La Cour d’Alger a organisé, lundi à Alger, une journée d’étude sur « la numérisation de la justice comme moyen pour atteindre l’efficacité judiciaire », au cours de laquelle a été mise en avant l’importance de la numérisation de la justice en tant que processus intégré répondant aux exigences de l’époque.
Dans son allocution d’ouverture de cette journée d’étude organisée en partenariat avec l’Ordre des avocats d’Alger, le président de la Cour d’Alger, M. Mohamed Bouderbala, a affirmé que « la justice aujourd’hui n’est plus une affaire traditionnelle reposant sur le papier et les correspondances manuelles, mais un espace ouvert interagissant avec les développements technologiques et numériques », soulignant que « la justice électronique représente l’expression la plus évidente de cette transformation, car touchant à l’essence même de la relation entre le citoyen et la justice ».

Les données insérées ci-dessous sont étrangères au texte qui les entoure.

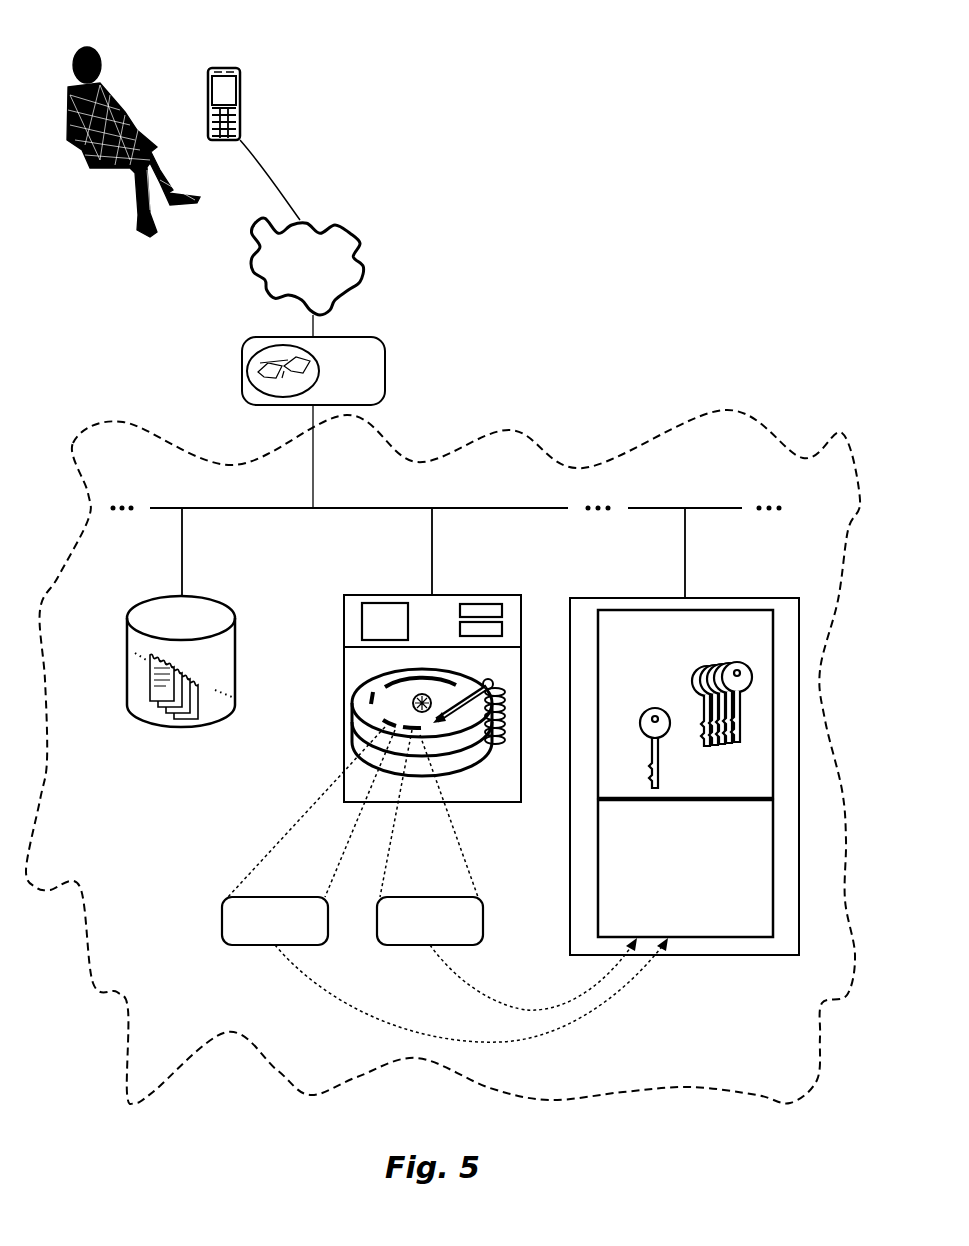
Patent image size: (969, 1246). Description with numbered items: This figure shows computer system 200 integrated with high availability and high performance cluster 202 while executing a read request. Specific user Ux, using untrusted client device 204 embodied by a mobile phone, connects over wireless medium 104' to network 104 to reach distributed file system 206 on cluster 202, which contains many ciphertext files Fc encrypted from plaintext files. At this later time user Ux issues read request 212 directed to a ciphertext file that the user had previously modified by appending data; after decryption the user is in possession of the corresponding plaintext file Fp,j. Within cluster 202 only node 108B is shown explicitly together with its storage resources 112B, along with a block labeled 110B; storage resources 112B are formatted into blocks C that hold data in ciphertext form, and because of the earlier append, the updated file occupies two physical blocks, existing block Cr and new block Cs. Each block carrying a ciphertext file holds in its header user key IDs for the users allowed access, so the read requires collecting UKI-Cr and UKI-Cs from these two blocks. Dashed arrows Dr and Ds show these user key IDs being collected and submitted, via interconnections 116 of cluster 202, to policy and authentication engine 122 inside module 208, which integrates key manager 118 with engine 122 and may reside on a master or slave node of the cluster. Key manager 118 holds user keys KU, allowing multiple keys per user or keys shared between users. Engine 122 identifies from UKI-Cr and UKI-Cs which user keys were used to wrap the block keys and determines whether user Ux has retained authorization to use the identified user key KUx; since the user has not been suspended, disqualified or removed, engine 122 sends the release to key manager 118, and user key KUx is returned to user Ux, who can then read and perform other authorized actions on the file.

The specific user Ux is at (97, 50).
The untrusted client device 204 is at (222, 67).
The wireless medium 104' is at (299, 180).
The network 104 is at (307, 266).
The computer system 200 is at (700, 222).
The read request 212 is at (243, 345).
The plaintext file Fp,j is at (352, 376).
The high availability and high performance cluster 202 is at (137, 422).
The interconnections 116 is at (342, 507).
The distributed file system 206 is at (200, 630).
The ciphertext files Fc is at (154, 706).
The storage controller 110B is at (385, 603).
The node 108B is at (475, 603).
The storage resources 112B is at (381, 711).
The blocks C is at (400, 711).
The block Cr is at (366, 740).
The new block Cs is at (417, 740).
The user key ID for block Cr UKI-Cr is at (275, 921).
The user key ID for block Cs UKI-Cs is at (430, 921).
The dashed arrow Dr is at (590, 1027).
The dashed arrow Ds is at (542, 1008).
The module 208 is at (684, 750).
The key manager 118 is at (685, 704).
The user keys KU is at (718, 657).
The user key KUx is at (639, 724).
The policy and authentication engine 122 is at (765, 830).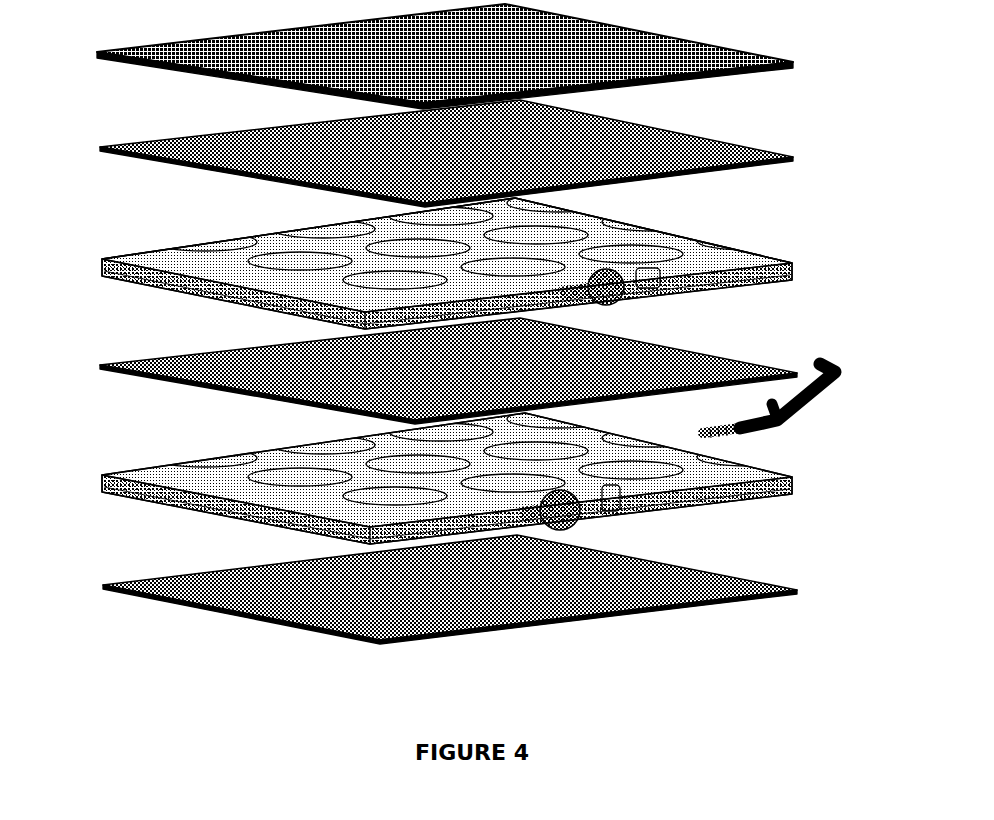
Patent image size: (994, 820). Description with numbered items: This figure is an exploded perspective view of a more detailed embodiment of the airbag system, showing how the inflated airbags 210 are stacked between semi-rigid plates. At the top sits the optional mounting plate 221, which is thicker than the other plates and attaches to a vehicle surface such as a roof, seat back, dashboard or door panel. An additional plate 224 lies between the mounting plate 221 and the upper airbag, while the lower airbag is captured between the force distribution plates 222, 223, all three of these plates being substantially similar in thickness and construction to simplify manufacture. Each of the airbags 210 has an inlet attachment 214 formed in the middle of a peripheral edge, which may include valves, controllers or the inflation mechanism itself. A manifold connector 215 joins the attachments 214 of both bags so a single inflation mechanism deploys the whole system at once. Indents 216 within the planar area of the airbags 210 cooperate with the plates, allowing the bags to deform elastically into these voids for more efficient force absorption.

The airbags 210 is at (797, 256).
The inlet attachment 214 is at (580, 522).
The manifold connector 215 is at (750, 437).
The indents 216 is at (660, 219).
The mounting plate 221 is at (795, 63).
The force distribution plate 222 is at (187, 393).
The force distribution plate 223 is at (103, 585).
The additional plate 224 is at (100, 147).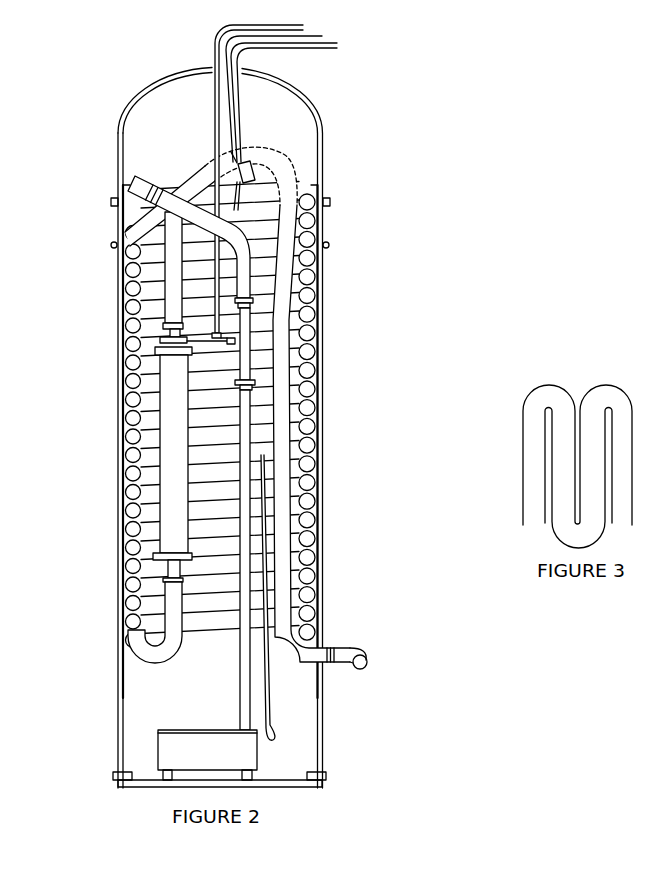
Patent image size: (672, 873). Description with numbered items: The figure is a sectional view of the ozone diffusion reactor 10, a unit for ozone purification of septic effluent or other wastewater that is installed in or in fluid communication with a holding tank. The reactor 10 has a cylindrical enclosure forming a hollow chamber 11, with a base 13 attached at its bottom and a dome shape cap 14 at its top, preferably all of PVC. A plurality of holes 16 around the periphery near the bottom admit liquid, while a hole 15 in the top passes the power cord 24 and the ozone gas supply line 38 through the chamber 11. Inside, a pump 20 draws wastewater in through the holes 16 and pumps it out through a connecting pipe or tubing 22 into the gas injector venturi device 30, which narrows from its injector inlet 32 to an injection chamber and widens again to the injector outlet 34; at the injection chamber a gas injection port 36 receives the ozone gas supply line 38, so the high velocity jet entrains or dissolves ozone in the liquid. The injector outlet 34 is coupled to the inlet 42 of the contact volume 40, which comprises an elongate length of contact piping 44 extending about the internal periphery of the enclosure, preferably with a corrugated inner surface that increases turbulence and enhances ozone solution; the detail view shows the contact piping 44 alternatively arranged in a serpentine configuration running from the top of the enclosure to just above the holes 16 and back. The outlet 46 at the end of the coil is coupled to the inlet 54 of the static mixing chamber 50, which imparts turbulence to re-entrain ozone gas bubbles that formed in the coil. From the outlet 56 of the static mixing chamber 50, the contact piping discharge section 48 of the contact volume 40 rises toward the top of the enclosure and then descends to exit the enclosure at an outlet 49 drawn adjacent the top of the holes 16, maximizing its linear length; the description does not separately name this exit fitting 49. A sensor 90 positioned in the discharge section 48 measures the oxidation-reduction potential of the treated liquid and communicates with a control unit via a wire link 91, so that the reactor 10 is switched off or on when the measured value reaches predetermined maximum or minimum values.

In FIG. 2, the ozone diffusion reactor 10 is at (150, 58).
In FIG. 2, the hollow chamber 11 is at (293, 130).
In FIG. 2, the base 13 is at (135, 787).
In FIG. 2, the dome shape cap 14 is at (136, 106).
In FIG. 2, the hole 15 is at (212, 62).
In FIG. 2, the holes 16 is at (118, 705).
In FIG. 2, the pump 20 is at (158, 752).
In FIG. 2, the connecting pipe or tubing 22 is at (242, 693).
In FIG. 2, the power cord 24 is at (238, 103).
In FIG. 2, the gas injector venturi device 30 is at (262, 343).
In FIG. 2, the injector inlet 32 is at (258, 372).
In FIG. 2, the injector outlet 34 is at (253, 302).
In FIG. 2, the gas injection port 36 is at (233, 348).
In FIG. 2, the ozone gas supply line 38 is at (214, 133).
In FIG. 2, the contact volume 40 is at (147, 219).
In FIG. 2, the inlet 42 is at (247, 300).
In FIG. 2, the contact piping 44 is at (120, 247).
In FIG. 3, the contact piping 44 is at (545, 400).
In FIG. 2, the outlet 46 is at (165, 590).
In FIG. 2, the contact piping discharge section 48 is at (300, 163).
In FIG. 2, the outlet 49 is at (368, 665).
In FIG. 2, the static mixing chamber 50 is at (160, 435).
In FIG. 2, the inlet 54 is at (152, 571).
In FIG. 2, the outlet 56 is at (162, 340).
In FIG. 2, the sensor 90 is at (267, 187).
In FIG. 2, the wire link 91 is at (234, 143).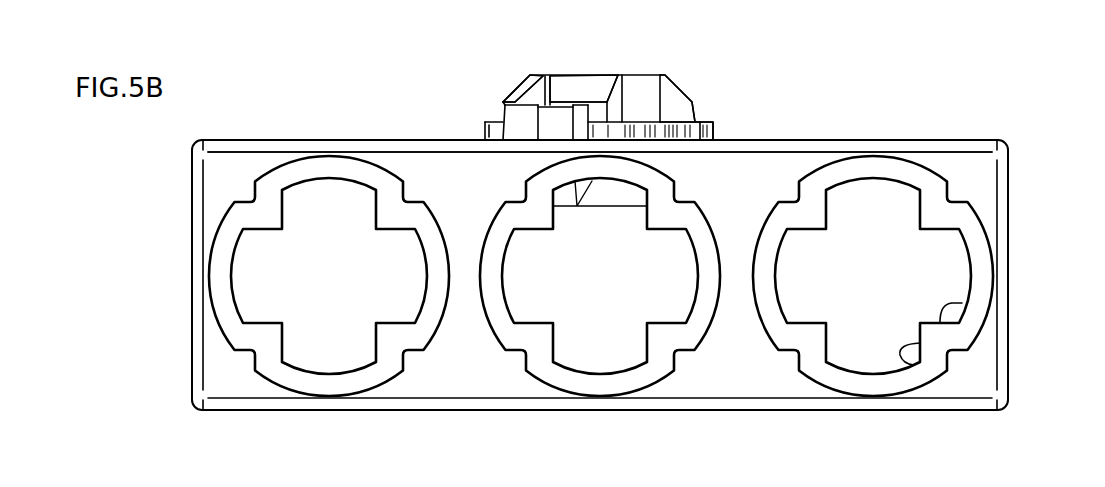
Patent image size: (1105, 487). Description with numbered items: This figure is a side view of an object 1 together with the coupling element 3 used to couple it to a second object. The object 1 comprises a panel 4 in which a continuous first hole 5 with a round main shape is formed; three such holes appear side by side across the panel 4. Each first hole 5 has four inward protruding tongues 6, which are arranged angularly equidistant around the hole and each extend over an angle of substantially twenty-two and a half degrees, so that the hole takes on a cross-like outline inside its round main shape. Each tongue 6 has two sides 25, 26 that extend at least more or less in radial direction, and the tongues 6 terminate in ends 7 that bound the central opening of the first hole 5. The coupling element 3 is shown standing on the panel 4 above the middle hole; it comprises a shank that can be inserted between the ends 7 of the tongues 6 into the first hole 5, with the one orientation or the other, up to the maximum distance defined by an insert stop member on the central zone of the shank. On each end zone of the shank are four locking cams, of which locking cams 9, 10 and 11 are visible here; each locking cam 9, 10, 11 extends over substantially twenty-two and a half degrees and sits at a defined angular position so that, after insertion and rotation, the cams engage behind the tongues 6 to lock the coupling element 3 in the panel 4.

The object 1 is at (935, 131).
The coupling element 3 is at (695, 80).
The panel 4 is at (427, 167).
The first hole 5 is at (340, 245).
The tongue 6 is at (265, 207).
The end of tongue 7 is at (920, 228).
The locking cam 9 is at (523, 85).
The locking cam 10 is at (593, 83).
The locking cam 11 is at (681, 83).
The side of tongue 25 is at (913, 365).
The side of tongue 26 is at (960, 303).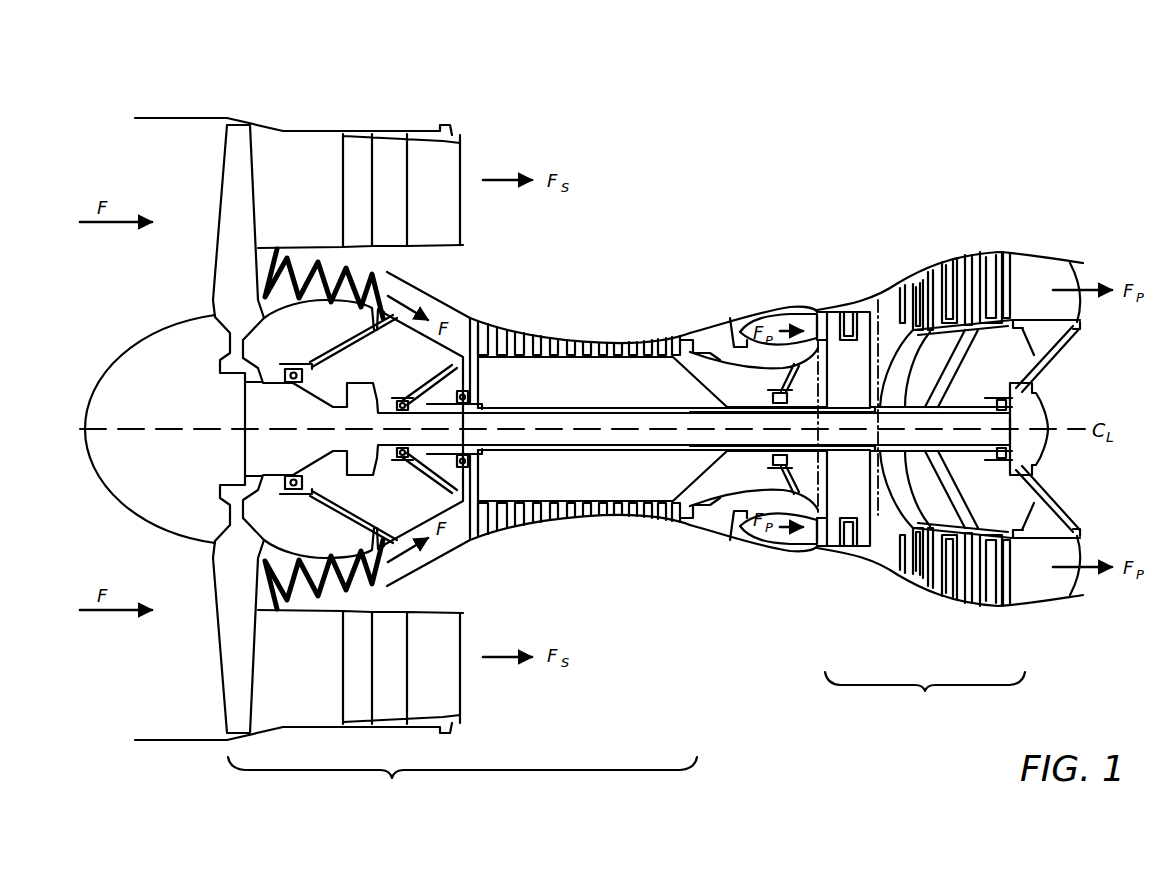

Il a, en outre, relevé l’importance de « repenser le concept de l’efficacité judiciaire, qui ne se limite plus à la rapidité de traitement des affaires », mais s’inscrit désormais « dans une approche globale alliant qualité de la décision de justice, protection des droits et célérité dans l’accès à la justice ».
Ainsi, la justice électronique se veut « un véritable outil de refonte du processus judiciaire dans son ensemble, à travers des circuits numériques sécurisés permettant de gagner du temps, de réduire les formalités administratives et d’assurer un suivi transparent des affaires ».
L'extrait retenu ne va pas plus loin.